Last week, while visiting Monteverde, Costa Rica, where its extensive rainforest’s exquisite beauty is accessible and preserved, I had the opportunity to visit its Butterfly Garden. Not actually an outdoor garden but rather a series of buildings and enclosures, each featuring a variety of butterfly species which illustrate a particular feature such as camouflage or mimicry. Our tour began in one such building—where our guide, Nathaniel, an attractive young scientist from Ottawa, held forth on rainforest creatures such as tarantulas and scorpions and cockroaches. (Since each tour was to enter and exit each building en masse, so as to prevent any of these gorgeous creatures from escaping, I think the grand design for his holding-forth was to make sure everyone who planned to join us was actually there.)

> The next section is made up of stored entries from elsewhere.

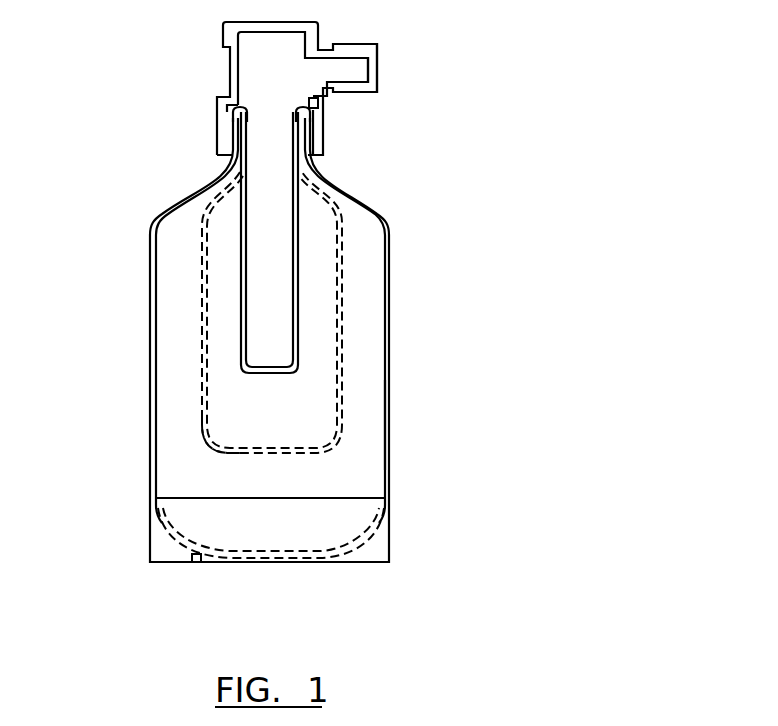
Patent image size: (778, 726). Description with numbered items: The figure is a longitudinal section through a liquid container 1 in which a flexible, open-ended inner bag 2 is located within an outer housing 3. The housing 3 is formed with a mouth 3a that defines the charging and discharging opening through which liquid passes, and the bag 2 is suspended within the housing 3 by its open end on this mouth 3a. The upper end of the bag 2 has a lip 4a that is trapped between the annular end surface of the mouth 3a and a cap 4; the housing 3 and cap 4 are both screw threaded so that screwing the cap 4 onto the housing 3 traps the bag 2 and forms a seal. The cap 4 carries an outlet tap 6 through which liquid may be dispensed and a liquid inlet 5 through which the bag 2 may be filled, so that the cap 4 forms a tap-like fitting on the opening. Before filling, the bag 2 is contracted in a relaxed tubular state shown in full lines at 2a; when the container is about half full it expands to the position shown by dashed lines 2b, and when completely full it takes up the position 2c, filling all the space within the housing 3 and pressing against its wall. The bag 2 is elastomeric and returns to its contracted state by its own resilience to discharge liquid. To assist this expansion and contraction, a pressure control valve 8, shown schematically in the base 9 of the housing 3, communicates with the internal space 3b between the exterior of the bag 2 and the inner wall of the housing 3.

The container 1 is at (396, 195).
The inner bag 2 is at (297, 225).
The relaxed tubular state of the bag 2a is at (238, 329).
The half-full position of the bag 2b is at (205, 440).
The completely full position of the bag 2c is at (350, 548).
The outer housing 3 is at (389, 342).
The mouth 3a is at (232, 142).
The internal space 3b is at (370, 437).
The cap 4 is at (318, 138).
The lip 4a is at (317, 109).
The liquid inlet 5 is at (260, 67).
The outlet tap 6 is at (357, 72).
The pressure control valve 8 is at (190, 560).
The base 9 is at (382, 545).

As Nathaniel offered detailed and humorous descriptions of the intricate and intriguing mating rituals of various creepy, crawly creatures, I found myself saddened by what’s currently happening to scientific research; the same sort of academic pursuit which, over time, had resulted in his fascinating monologue. And told him so as we began to file out.
“Don’t worry,” he assured me. “There’s lots of us who are passionate about research! It’ll go on.”
Of course! Just as Mother Nature finds the most impressive ways to ensure a myriad of species’ ongoing survival, so will dedicated, knowledge-driven people under the age of fifty pursue their dreams. That’s how they’ll survive! And later that week, in the quiet, held worship at Monteverde’s Friends Meeting, it came to me that such passion is another variety of Love/Light/Spirit/God, isn’t it?